Selon les principes décrits ci-dessus, en 2016, 69,8 % de la population belge sont identifiés comme des natifs, 16,5 % comme des immigrés de la première génération et 13,7 % comme des immigrés de la deuxième génération. La distinction entre les immigrés européens (UE) et extra-européens (hors UE) est répartie plus ou moins équitablement entre la première et la deuxième génération, avec une proportion légèrement plus élevée d’immigrés extra-européens (respectivement 53,1 et 52,3 % pour la première et la deuxième génération). Une ventilation des immigrés de la première génération en groupes d’origine plus détaillés montre que les plus nombreux sont ceux nés dans un pays de l’UE14 (UE15 à l’exception de la Belgique) (36 %), suivis de ceux nés au Maghreb (14 %), en Afrique subsaharienne (12 %), dans un pays de l’UE13 (nouveaux États membres) (11 %), dans un autre pays européen, dans un pays candidat à l’adhésion à l’UE (y compris la Turquie) et au Proche-et Moyen-Orient (6 % chacun), en Amérique latine, dans un autre pays d’Asie, en Océanie et en Extrême-Orient (3 % chacun).Enfin, les moins représentées sont les personnes nées en Amérique du Nord (1 %).

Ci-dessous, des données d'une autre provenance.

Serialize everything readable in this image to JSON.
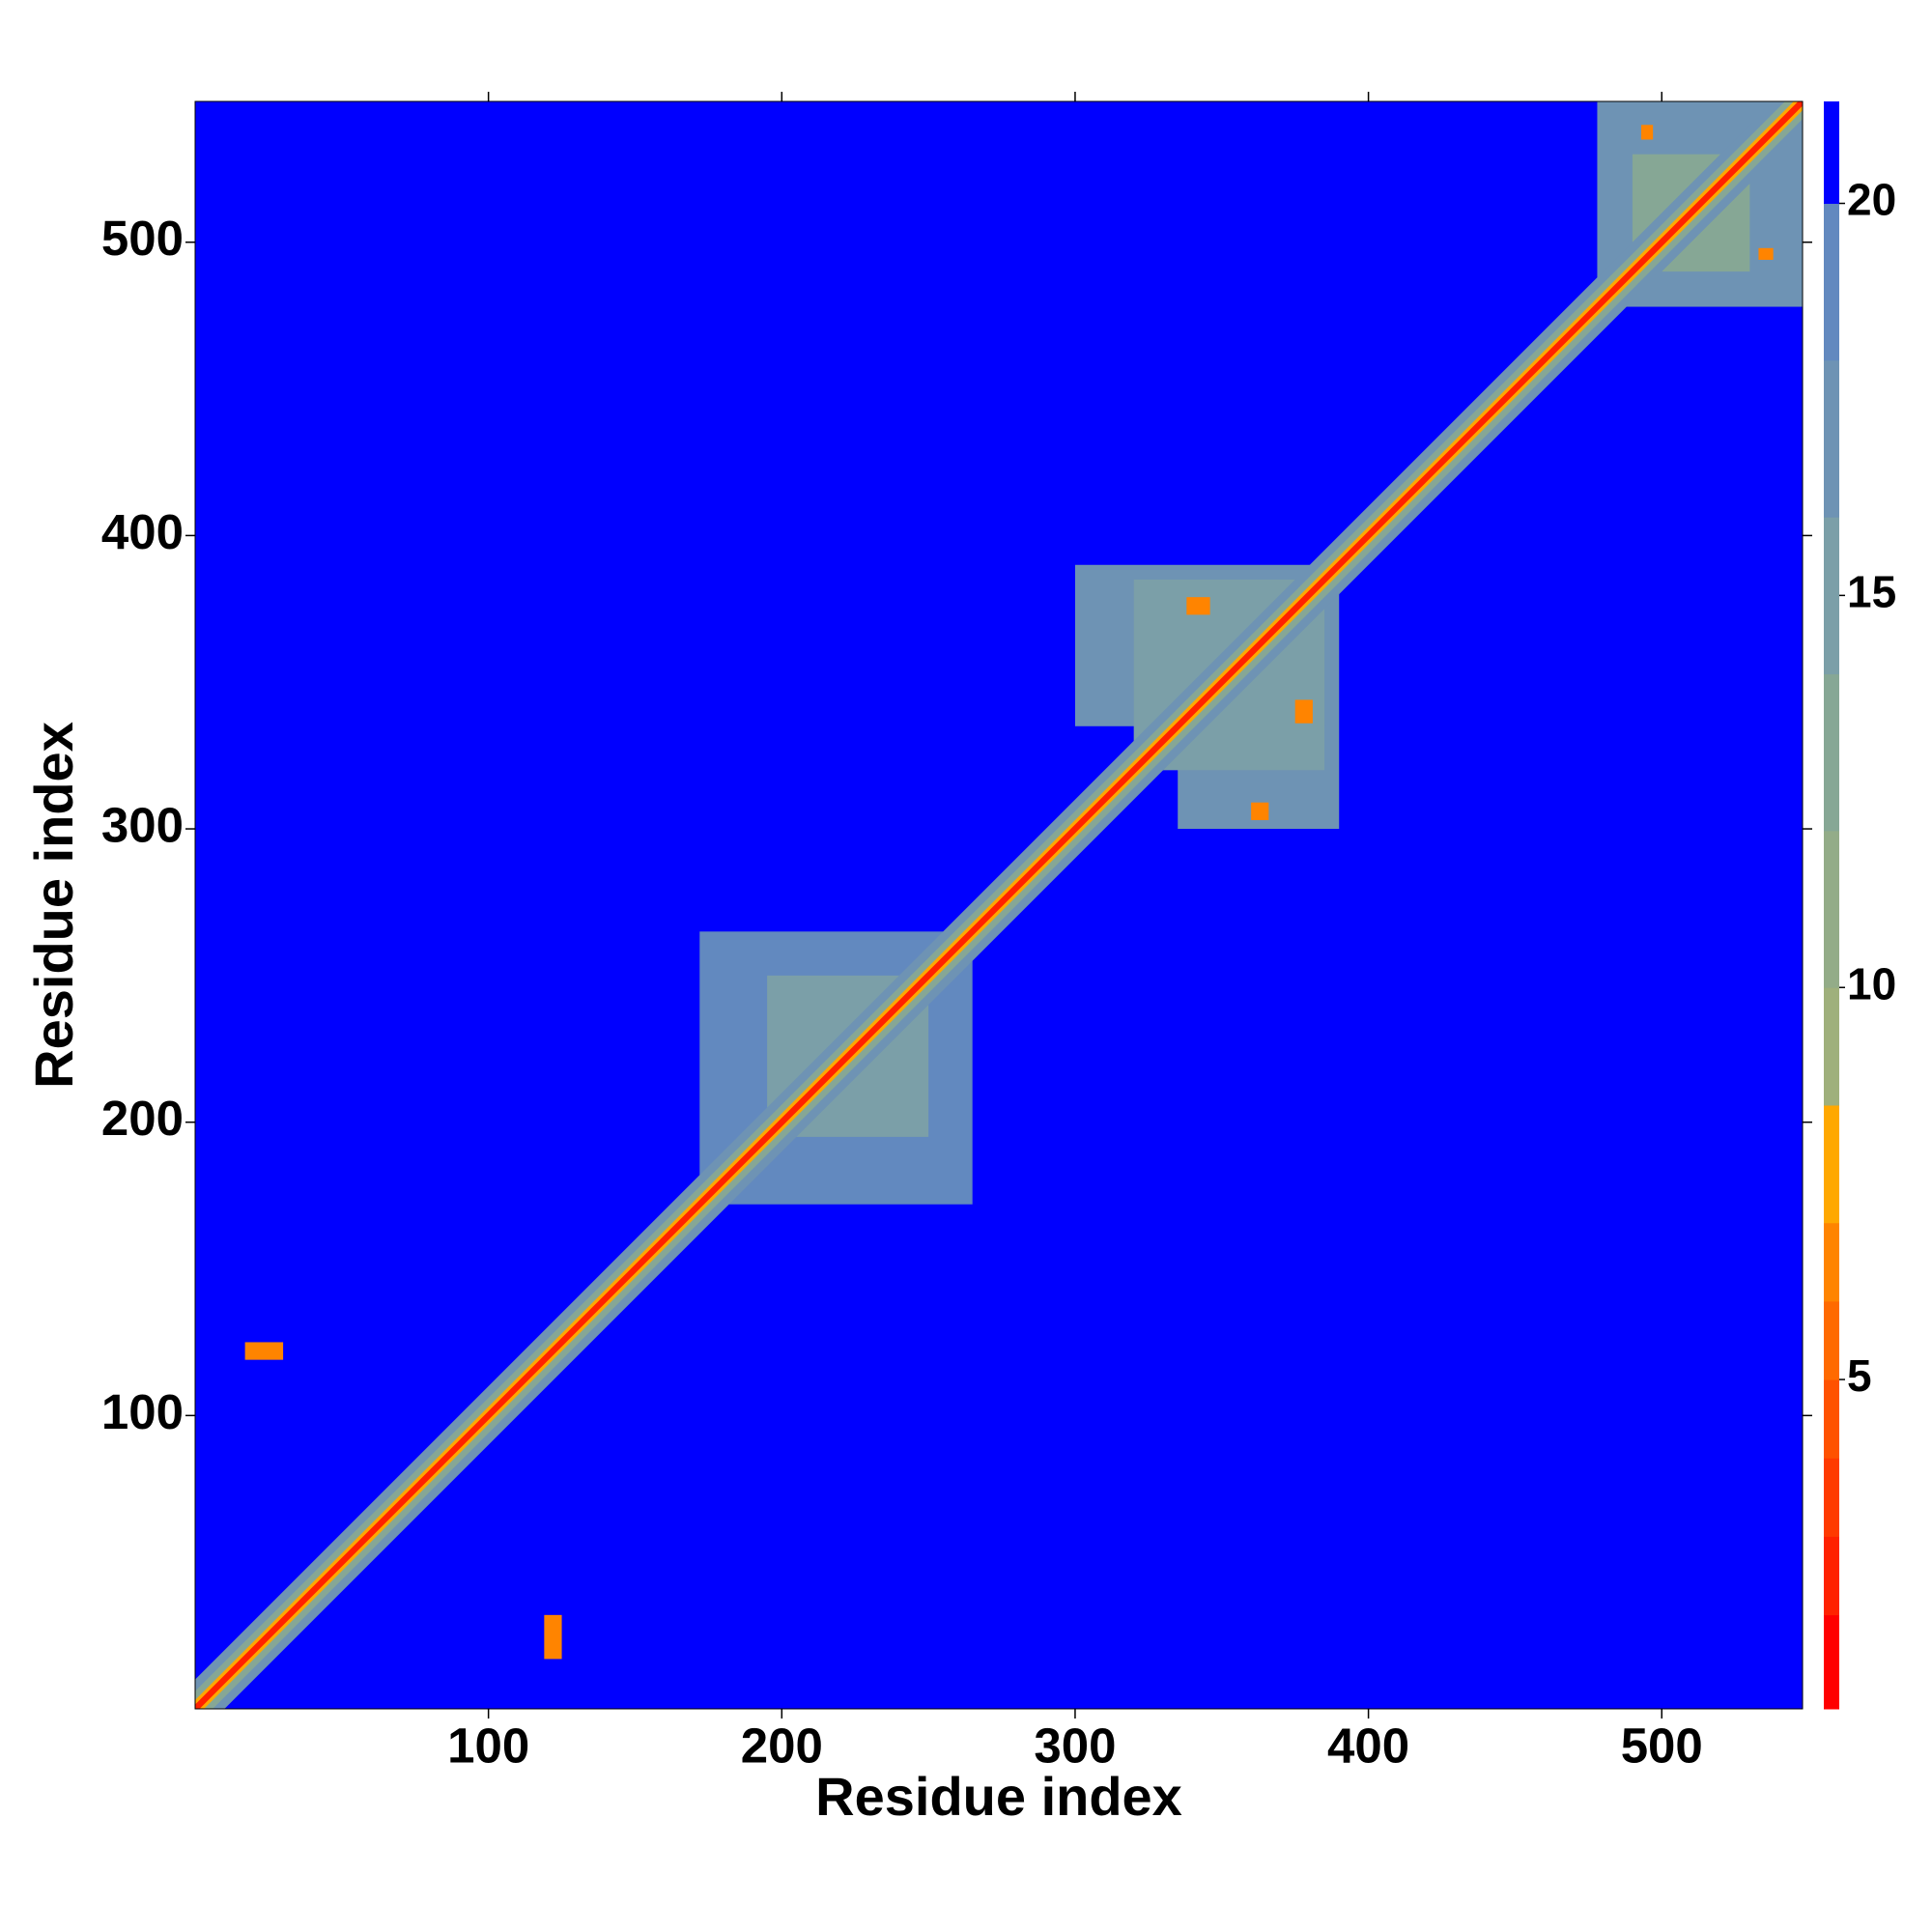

On observe une grande hétérogénéité entre les Régions. Les individus issus de l’immigration représentent une beaucoup plus grande part de la population à Bruxelles (71,8 %, parmi lesquels 6 sur 10 sont des immigrés de la première génération), qu’en Wallonie (31,1 %, parmi lesquels un peu plus 5 sur 10 sont des immigrés de la première génération) et qu’en Flandre (22,1 %, parmi lesquels 55 % sont des immigrés de la première génération). En outre, les personnes vivant à Bruxelles ont plus souvent des origines extra-européennes, et cela est d’autant plus vrai pour les immigrés de la deuxième génération (72 % sont d’origine extra-européenne). L’inverse est vrai en Wallonie, où la majorité des immigrés sont d’origine européenne : 55 % pour la première génération et 63 % pour la deuxième. La Flandre occupe une position intermédiaire, avec 44 % d’immigrés d’origine européenne.

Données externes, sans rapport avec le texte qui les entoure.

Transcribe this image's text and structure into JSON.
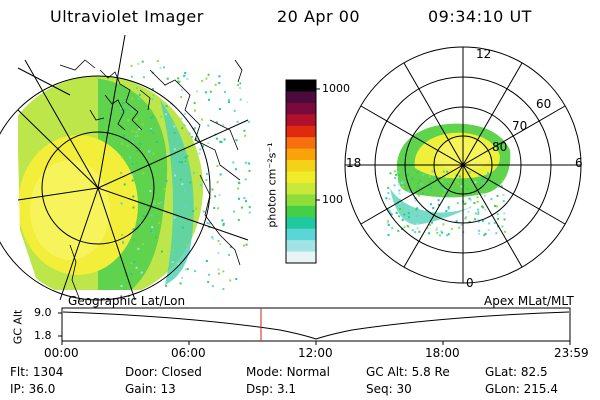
{
  "header": {
    "title": "Ultraviolet Imager",
    "date": "20 Apr 00",
    "time": "09:34:10 UT"
  },
  "colorbar": {
    "label": "photon cm⁻²s⁻¹",
    "ticks": [
      "1000",
      "100"
    ],
    "colors": [
      "#000000",
      "#4b0a3c",
      "#7a0a3c",
      "#b0102c",
      "#e02a10",
      "#f77010",
      "#f9a20a",
      "#f5d21a",
      "#f0ec2a",
      "#c8e83a",
      "#8ede3a",
      "#44cf48",
      "#1fc9a0",
      "#5ad6d6",
      "#a2e4e6",
      "#e8f4f6"
    ]
  },
  "geo_panel": {
    "caption": "Geographic Lat/Lon"
  },
  "polar_panel": {
    "caption": "Apex MLat/MLT",
    "mlt_labels": [
      "12",
      "18",
      "6",
      "0"
    ],
    "lat_labels": [
      "60",
      "70",
      "80"
    ]
  },
  "timeline": {
    "ylabel": "GC Alt",
    "y_ticks": [
      "9.0",
      "1.8"
    ],
    "x_ticks": [
      "00:00",
      "06:00",
      "12:00",
      "18:00",
      "23:59"
    ]
  },
  "info": [
    [
      {
        "label": "Flt:",
        "value": "1304"
      },
      {
        "label": "Door:",
        "value": "Closed"
      },
      {
        "label": "Mode:",
        "value": "Normal"
      },
      {
        "label": "GC Alt:",
        "value": "5.8 Re"
      },
      {
        "label": "GLat:",
        "value": "82.5"
      }
    ],
    [
      {
        "label": "IP:",
        "value": "36.0"
      },
      {
        "label": "Gain:",
        "value": "13"
      },
      {
        "label": "Dsp:",
        "value": "3.1"
      },
      {
        "label": "Seq:",
        "value": "30"
      },
      {
        "label": "GLon:",
        "value": "215.4"
      }
    ]
  ]
}
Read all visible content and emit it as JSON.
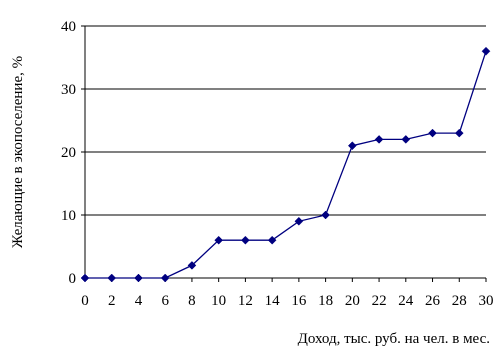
{
  "chart_data": {
    "type": "line",
    "title": "",
    "xlabel": "Доход, тыс. руб. на чел. в мес.",
    "ylabel": "Желающие в экопоселение, %",
    "x": [
      0,
      2,
      4,
      6,
      8,
      10,
      12,
      14,
      16,
      18,
      20,
      22,
      24,
      26,
      28,
      30
    ],
    "series": [
      {
        "values": [
          0,
          0,
          0,
          0,
          2,
          6,
          6,
          6,
          9,
          10,
          21,
          22,
          22,
          23,
          23,
          36
        ]
      }
    ],
    "xticks": [
      "0",
      "2",
      "4",
      "6",
      "8",
      "10",
      "12",
      "14",
      "16",
      "18",
      "20",
      "22",
      "24",
      "26",
      "28",
      "30"
    ],
    "yticks": [
      "0",
      "10",
      "20",
      "30",
      "40"
    ],
    "xlim": [
      0,
      30
    ],
    "ylim": [
      0,
      40
    ],
    "grid": "horizontal",
    "line_color": "#000080",
    "marker": "diamond"
  }
}
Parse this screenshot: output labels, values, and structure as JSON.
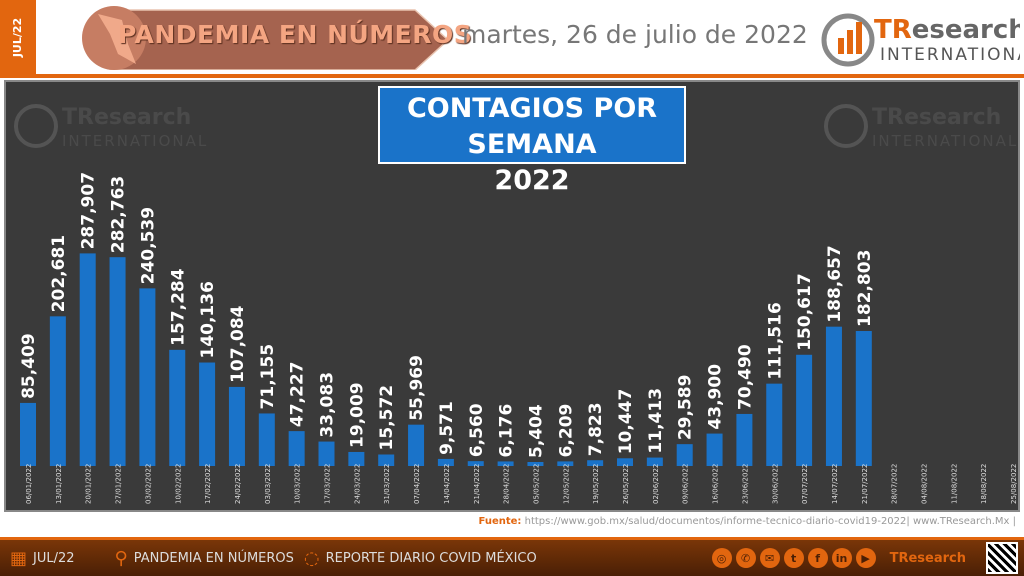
{
  "header": {
    "side_tab": "JUL/22",
    "banner_title": "PANDEMIA EN NÚMEROS",
    "date": "martes, 26 de julio de 2022",
    "logo_main": "TResearch",
    "logo_sub": "INTERNATIONAL"
  },
  "chart_data": {
    "type": "bar",
    "title": "CONTAGIOS POR SEMANA",
    "subtitle": "2022",
    "categories": [
      "06/01/2022",
      "13/01/2022",
      "20/01/2022",
      "27/01/2022",
      "03/02/2022",
      "10/02/2022",
      "17/02/2022",
      "24/02/2022",
      "03/03/2022",
      "10/03/2022",
      "17/03/2022",
      "24/03/2022",
      "31/03/2022",
      "07/04/2022",
      "14/04/2022",
      "21/04/2022",
      "28/04/2022",
      "05/05/2022",
      "12/05/2022",
      "19/05/2022",
      "26/05/2022",
      "02/06/2022",
      "09/06/2022",
      "16/06/2022",
      "23/06/2022",
      "30/06/2022",
      "07/07/2022",
      "14/07/2022",
      "21/07/2022",
      "28/07/2022",
      "04/08/2022",
      "11/08/2022",
      "18/08/2022",
      "25/08/2022"
    ],
    "values": [
      85409,
      202681,
      287907,
      282763,
      240539,
      157284,
      140136,
      107084,
      71155,
      47227,
      33083,
      19009,
      15572,
      55969,
      9571,
      6560,
      6176,
      5404,
      6209,
      7823,
      10447,
      11413,
      29589,
      43900,
      70490,
      111516,
      150617,
      188657,
      182803,
      null,
      null,
      null,
      null,
      null
    ],
    "labels": [
      "85,409",
      "202,681",
      "287,907",
      "282,763",
      "240,539",
      "157,284",
      "140,136",
      "107,084",
      "71,155",
      "47,227",
      "33,083",
      "19,009",
      "15,572",
      "55,969",
      "9,571",
      "6,560",
      "6,176",
      "5,404",
      "6,209",
      "7,823",
      "10,447",
      "11,413",
      "29,589",
      "43,900",
      "70,490",
      "111,516",
      "150,617",
      "188,657",
      "182,803"
    ],
    "ylim": [
      0,
      520000
    ],
    "grid": false,
    "colors": {
      "bar": "#1a73c9",
      "background": "#3a3a3a"
    }
  },
  "source": {
    "label": "Fuente:",
    "text": "https://www.gob.mx/salud/documentos/informe-tecnico-diario-covid19-2022| www.TResearch.Mx |"
  },
  "footer": {
    "date": "JUL/22",
    "section": "PANDEMIA EN NÚMEROS",
    "report": "REPORTE DIARIO COVID MÉXICO",
    "social": [
      "globe-icon",
      "whatsapp-icon",
      "mail-icon",
      "twitter-icon",
      "facebook-icon",
      "linkedin-icon",
      "youtube-icon"
    ]
  }
}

Si on compare les groupes d’origine par tranche d’âge, on observe que 75 % des immigrés de la première génération sont en âge de travailler (âgés de 20 à 64 ans), tandis que cette proportion est de 57 % pour les natifs et de 50 % pour les immigrés de la deuxième génération. La population native est plus souvent en âge d’être à la retraite (22 %, contre 13 % pour les immigrés de la première génération et à peine 4 % pour la deuxième génération), alors que les immigrés de la deuxième génération ont le plus souvent moins de 20 ans (46 %, contre 21 % pour les natifs et 12 % pour les immigrés de la première génération). Cette répartition, ainsi que les différences de taux d’emploi présentées dans la partie II, ont une influence significative sur les résultats de l’analyse des finances publiques.
[1] Compte tenu des procédures d’accès et des délais nécessaires à la BCSS pour collecter les données, les données que nous avons pu obtenir datent de 2016, dernière année disponible. Cette base de données inclut toutes les personnes présentes dans le Registre national, de sorte que les immigrés sans permis de séjour ainsi que les demandeurs d’asile, les travailleurs détachés, les immigrés temporaires ou saisonniers ne sont pas repris dans l’analyse.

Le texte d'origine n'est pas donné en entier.